Moreover, in the sentence enhancement context, a rule premised on the original date of sentence for a prior conviction promotes clarity and fairness. Under this bright-line rule, the defendant and the People alike can easily discern the date of sentence for a prior conviction and know with certainty whether the conviction can serve to enhance the defendant’s sentence. Additionally, the rule is fair because it does not favor one party over the other. The People will not be able to rely on the later date of resentence to bring an otherwise ineligible decades-old conviction within the 10-year look-back period for predicate felony offender adjudication under Penal Law § 70.04 (1) (b) (iv), and the defendant will not be able to avoid a well-deserved sentence enhancement by claiming that the Sparber resentencing upset the sequentiality of his or her predicate felony conviction. Both sides will have to abide by a clear, even-handed rule.
Under this framework, both defendants here should have been sentenced as persistent violent felony offenders because the dates of sentence for their prior convictions were not reset by Sparber resentencings on those convictions, and *27therefore those convictions were valid predicate felony convictions that could be used to sentence defendants as persistent violent felony offenders for their current crimes.
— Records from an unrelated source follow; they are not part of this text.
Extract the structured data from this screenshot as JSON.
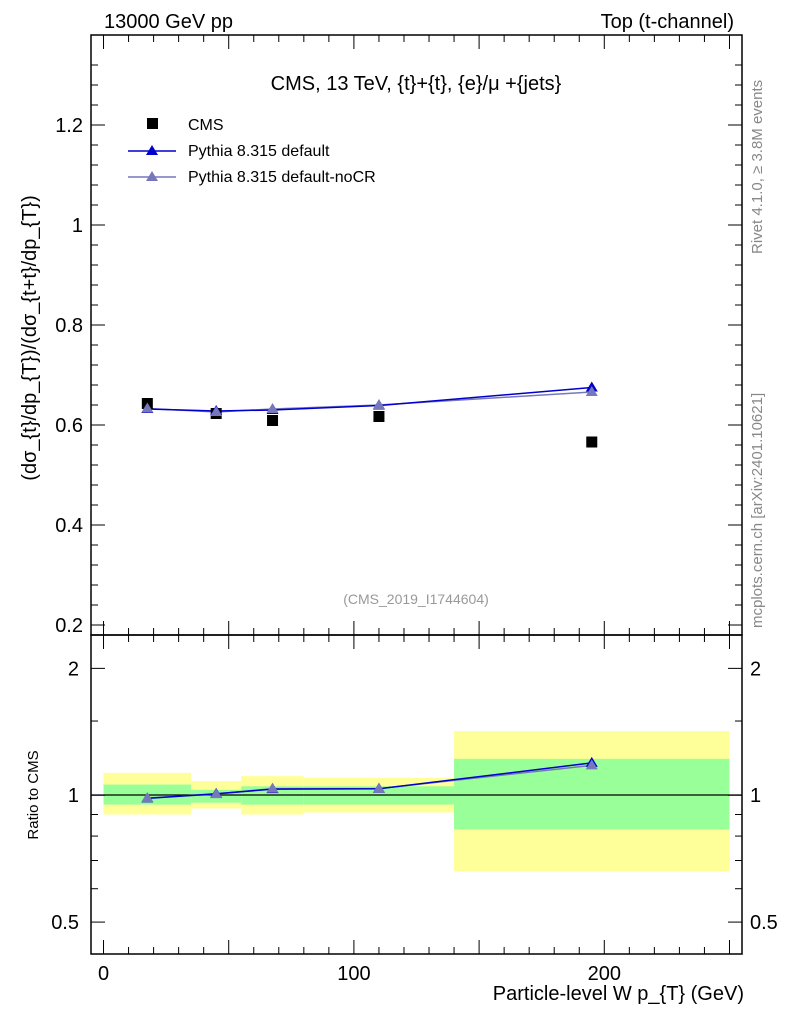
{
  "header": {
    "left": "13000 GeV pp",
    "right": "Top (t-channel)"
  },
  "side_labels": {
    "rivet": "Rivet 4.1.0, ≥ 3.8M events",
    "mcplots": "mcplots.cern.ch [arXiv:2401.10621]"
  },
  "colors": {
    "data": "#000000",
    "default": "#0000cc",
    "nocr": "#7777bb",
    "band_inner": "#99ff99",
    "band_outer": "#ffff99"
  },
  "chart_data": [
    {
      "type": "scatter",
      "title": "CMS, 13 TeV, {t}+{t}, {e}/μ +{jets}",
      "analysis_tag": "(CMS_2019_I1744604)",
      "xlabel": "Particle-level W p_{T} (GeV)",
      "ylabel": "(dσ_{t}/dp_{T})/(dσ_{t+t}/dp_{T})",
      "xlim": [
        -5,
        255
      ],
      "ylim": [
        0.18,
        1.38
      ],
      "yticks": [
        0.2,
        0.4,
        0.6,
        0.8,
        1.0,
        1.2
      ],
      "ytick_labels": [
        "0.2",
        "0.4",
        "0.6",
        "0.8",
        "1",
        "1.2"
      ],
      "legend": [
        "CMS",
        "Pythia 8.315 default",
        "Pythia 8.315 default-noCR"
      ],
      "legend_position": "top-left",
      "bin_edges": [
        0,
        35,
        55,
        80,
        140,
        250
      ],
      "x": [
        17.5,
        45,
        67.5,
        110,
        195
      ],
      "series": [
        {
          "name": "CMS",
          "values": [
            0.643,
            0.623,
            0.609,
            0.617,
            0.566
          ]
        },
        {
          "name": "Pythia 8.315 default",
          "values": [
            0.632,
            0.628,
            0.63,
            0.639,
            0.675
          ]
        },
        {
          "name": "Pythia 8.315 default-noCR",
          "values": [
            0.633,
            0.626,
            0.632,
            0.64,
            0.666
          ]
        }
      ]
    },
    {
      "type": "line",
      "ylabel": "Ratio to CMS",
      "yscale": "log",
      "ylim": [
        0.42,
        2.4
      ],
      "yticks": [
        0.5,
        1,
        2
      ],
      "ytick_labels": [
        "0.5",
        "1",
        "2"
      ],
      "xticks": [
        0,
        100,
        200
      ],
      "xtick_labels": [
        "0",
        "100",
        "200"
      ],
      "bin_edges": [
        0,
        35,
        55,
        80,
        140,
        250
      ],
      "x": [
        17.5,
        45,
        67.5,
        110,
        195
      ],
      "band_inner": [
        [
          0.95,
          1.06
        ],
        [
          0.96,
          1.03
        ],
        [
          0.95,
          1.05
        ],
        [
          0.95,
          1.05
        ],
        [
          0.83,
          1.22
        ]
      ],
      "band_outer": [
        [
          0.9,
          1.13
        ],
        [
          0.93,
          1.08
        ],
        [
          0.9,
          1.11
        ],
        [
          0.91,
          1.1
        ],
        [
          0.66,
          1.42
        ]
      ],
      "series": [
        {
          "name": "Pythia 8.315 default",
          "values": [
            0.983,
            1.008,
            1.034,
            1.036,
            1.193
          ]
        },
        {
          "name": "Pythia 8.315 default-noCR",
          "values": [
            0.985,
            1.006,
            1.037,
            1.037,
            1.177
          ]
        }
      ]
    }
  ]
}
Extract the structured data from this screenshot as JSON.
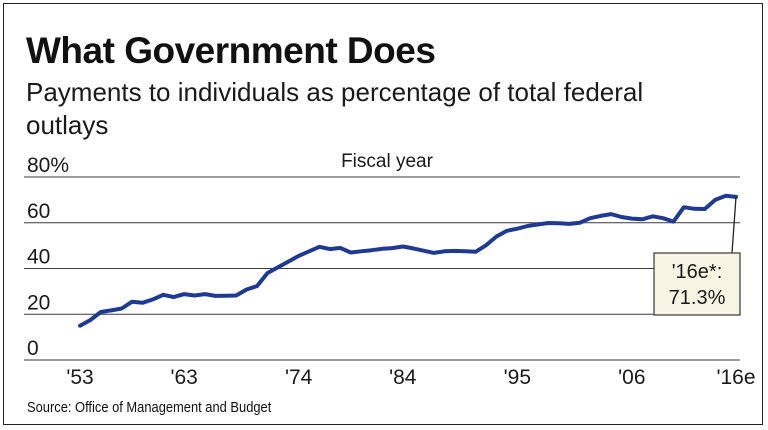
{
  "chart_data": {
    "type": "line",
    "title": "What Government Does",
    "subtitle": "Payments to individuals as percentage of total federal outlays",
    "xlabel": "Fiscal year",
    "ylabel": "",
    "ylim": [
      0,
      80
    ],
    "xlim": [
      1953,
      2016
    ],
    "y_ticks": [
      0,
      20,
      40,
      60,
      80
    ],
    "y_tick_labels": [
      "0",
      "20",
      "40",
      "60",
      "80%"
    ],
    "x_ticks": [
      1953,
      1963,
      1974,
      1984,
      1995,
      2006,
      2016
    ],
    "x_tick_labels": [
      "'53",
      "'63",
      "'74",
      "'84",
      "'95",
      "'06",
      "'16e"
    ],
    "grid": true,
    "series": [
      {
        "color": "#1f3a93",
        "x": [
          1953,
          1954,
          1955,
          1956,
          1957,
          1958,
          1959,
          1960,
          1961,
          1962,
          1963,
          1964,
          1965,
          1966,
          1967,
          1968,
          1969,
          1970,
          1971,
          1972,
          1973,
          1974,
          1975,
          1976,
          1977,
          1978,
          1979,
          1980,
          1981,
          1982,
          1983,
          1984,
          1985,
          1986,
          1987,
          1988,
          1989,
          1990,
          1991,
          1992,
          1993,
          1994,
          1995,
          1996,
          1997,
          1998,
          1999,
          2000,
          2001,
          2002,
          2003,
          2004,
          2005,
          2006,
          2007,
          2008,
          2009,
          2010,
          2011,
          2012,
          2013,
          2014,
          2015,
          2016
        ],
        "y": [
          15.0,
          17.5,
          21.0,
          21.7,
          22.5,
          25.5,
          25.0,
          26.5,
          28.5,
          27.5,
          28.8,
          28.2,
          28.8,
          28.0,
          28.1,
          28.2,
          30.8,
          32.3,
          38.0,
          40.5,
          43.0,
          45.5,
          47.5,
          49.5,
          48.5,
          49.0,
          47.0,
          47.5,
          48.0,
          48.6,
          48.9,
          49.6,
          48.8,
          47.8,
          46.8,
          47.5,
          47.7,
          47.5,
          47.3,
          50.2,
          54.0,
          56.5,
          57.4,
          58.6,
          59.3,
          59.9,
          59.8,
          59.5,
          60.0,
          62.0,
          63.0,
          63.8,
          62.5,
          61.8,
          61.5,
          62.8,
          62.0,
          60.5,
          66.8,
          66.1,
          66.0,
          70.0,
          71.8,
          71.3
        ]
      }
    ],
    "annotations": [
      {
        "text_line1": "'16e*:",
        "text_line2": "71.3%",
        "x": 2016,
        "y": 71.3
      }
    ],
    "source": "Source: Office of Management and Budget"
  }
}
Thus, County Court in Boyer properly sentenced defendant as a persistent violent felony offender, whereas Supreme Court in Sanders erred in refusing to do the same.
Finally, we reject defendant Boyer’s challenge to the validity of his guilty plea based on the court’s failure to inform him that his sentence would run consecutively to a prior undischarged term (see People v Belliard, 20 NY3d 381, 388 [2013]).
Accordingly, in People v Boyer, the order of the Appellate Division should be affirmed. In People v Sanders, the order of the Appellate Division should be reversed and the matter remitted to Supreme Court for resentencing in accordance with this opinion.
. Correction Law § 601-d provides that, whenever DOCCS determines that the trial court did not pronounce a defendant’s term of PRS at sentencing, DOCCS must notify the court of that fact, and once the court receives such notification from DOCCS, the court must hold a resentencing proceeding as outlined in Sparber (see Correction Law § 601-d [1], [2], [3]). At that resentencing, the court must either pronounce a term of PRS or, upon consent of the People, omit the PRS term from the defendant’s sentence and reimpose the original determinate prison term without PRS (see Correction Law § 601-d [3], [4]; Penal Law § 70.85).
. Penal Law § 70.85 states,
“[F]or consideration of whether to resentence [pursuant to Correction Law § 601-d], the court may, notwithstanding any other provision of law but only on consent of the district attorney, reimpose the originally imposed determinate sentence of imprisonment without any term of post-release supervision, which then shall be deemed a lawful sentence.”
. In reaching this conclusion regarding the significance of a Sparber resentencing under the sequentiality requirement for recidivist sentencing, we do not opine on the relationship between the recidivist sentencing statutes and any other form of resentencing.